Comme chaque année, la famille Laceuk commémore la disparition de son fils Ali, lâchement assassiné. L’enfant originaire de Tala Khlil, dans la commune de Béni Douala, a laissé un grand vide dans toute la région. Pour cette année, et pour commémorer la disparition du jeune Ali Laceuk âgé de 24 ans au moment de son assassinat, un riche programme a été concocté dans son village natal et cela avec le dépôt d’une gerbe de fleurs sur la tombe du défunt avec la présence d’une foule composée des membres de sa famille, d’amis et habitants de la daïra de Béni Douala, ainsi que de membres du tissu associatif de la région.
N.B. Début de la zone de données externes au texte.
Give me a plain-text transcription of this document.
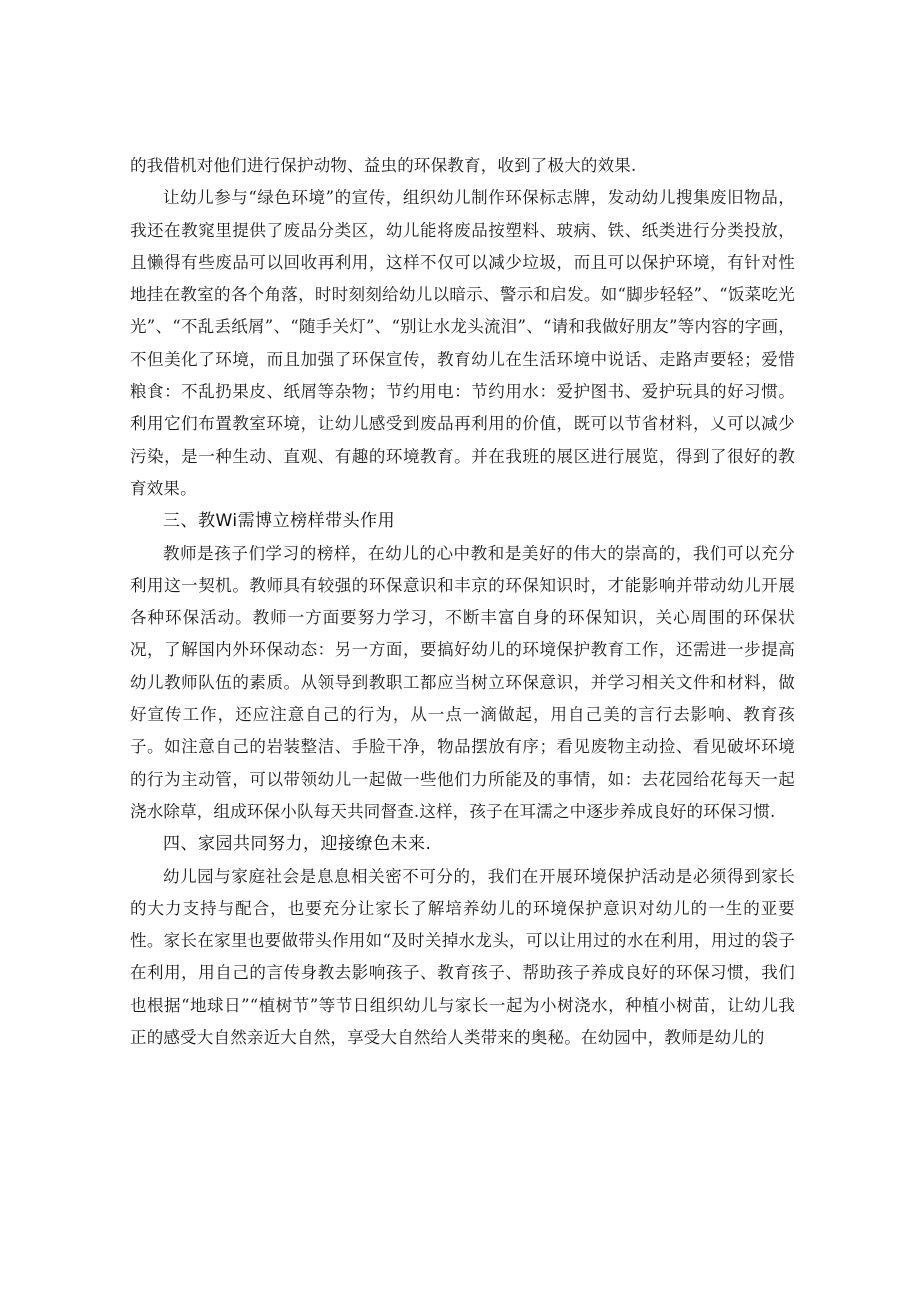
的我借机对他们进行保护动物、益虫的环保教育，收到了极大的效果.

让幼儿参与“绿色环境”的宣传，组织幼儿制作环保标志牌，发动幼儿搜集废旧物品，我还在教窕里提供了废品分类区，幼儿能将废品按塑料、玻病、铁、纸类进行分类投放，且懒得有些废品可以回收再利用，这样不仅可以减少垃圾，而且可以保护环境，有针对性地挂在教室的各个角落，时时刻刻给幼儿以暗示、警示和启发。如“脚步轻轻”、“饭菜吃光光”、“不乱丢纸屑”、“随手关灯”、“别让水龙头流泪”、“请和我做好朋友”等内容的字画，不但美化了环境，而且加强了环保宣传，教育幼儿在生活环境中说话、走路声要轻；爱惜粮食：不乱扔果皮、纸屑等杂物；节约用电：节约用水：爱护图书、爱护玩具的好习惯。利用它们布置教室环境，让幼儿感受到废品再利用的价值，既可以节省材料，乂可以减少污染，是一种生动、直观、有趣的环境教育。并在我班的展区进行展览，得到了很好的教育效果。

三、教Wi需博立榜样带头作用

教师是孩子们学习的榜样，在幼儿的心中教和是美好的伟大的崇高的，我们可以充分利用这一契机。教师具有较强的环保意识和丰京的环保知识时，才能影响并带动幼儿开展各种环保活动。教师一方面要努力学习，不断丰富自身的环保知识，关心周围的环保状况，了解国内外环保动态：另一方面，要搞好幼儿的环境保护教育工作，还需进一步提高幼儿教师队伍的素质。从领导到教职工都应当树立环保意识，并学习相关文件和材料，做好宣传工作，还应注意自己的行为，从一点一滴做起，用自己美的言行去影响、教育孩子。如注意自己的岩装整洁、手脸干净，物品摆放有序；看见废物主动捡、看见破坏环境的行为主动管，可以带领幼儿一起做一些他们力所能及的事情，如：去花园给花每天一起浇水除草，组成环保小队每天共同督查.这样，孩子在耳濡之中逐步养成良好的环保习惯.

四、家园共同努力，迎接缭色未来.

幼儿园与家庭社会是息息相关密不可分的，我们在开展环境保护活动是必须得到家长的大力支持与配合，也要充分让家长了解培养幼儿的环境保护意识对幼儿的一生的亚要性。家长在家里也要做带头作用如“及时关掉水龙头，可以让用过的水在利用，用过的袋子在利用，用自己的言传身教去影响孩子、教育孩子、帮助孩子养成良好的环保习惯，我们也根据“地球日”“植树节”等节日组织幼儿与家长一起为小树浇水，种植小树苗，让幼儿我正的感受大自然亲近大自然，享受大自然给人类带来的奥秘。在幼园中，教师是幼儿的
À cet effet et spécialement pour cette année, un mini tournoi à sa mémoire a été organisé et a vu la participation de toutes les catégories réparties selon le critère de l’âge afin de permettre à tous de prendre part à l’hommage qui s’est déroulé dans une ambiance empreinte de recueillement. Pour cela, la famille Laceuk ainsi que l’association culturelle Thala remercie l’ensemble des participants, des organisateurs et des présents à cette journée commémorative.

«Que notre cher Ali repose en paix et que le Tout-Puissant l’accueille en Son vaste paradis», conclut, les yeux embués et le visage défait, un membre de la famille du défunt au terme de la cérémonie de clôture ponctuée par la remise des médailles et trophées aux équipes gagnantes. Pour rappel, les faits de cette affaire, qui avait ému toute la région de Béni Douala, d’où Ali Laceuk est originaire, remontent au 22 février 2013, lorsque quatre individus ont enlevé le jeune Laceuk dans le but de demander une rançon à sa famille contre sa libération.

Son corps sera découvert plus tard dans la wilaya de Boumerdès. Après l’avoir égorgé, les sinistres criminels l’ont mis dans un sac puis jeté au fond d’un puits dans une ferme à Naciria. Selon le rapport médicolégal, le jeune Ali présentait des traces de violences physiques et de lacérations sur les bras faites par la corde avec laquelle il a été ligoté. Appréhendés puis déférés devant le tribunal criminel près la cour de justice de Tizi-Ouzou, les quatre auteurs de cet ignoble crime ont été jugés et condamnés à la peine capitale en deuxième instance pour enlèvement et assassinat.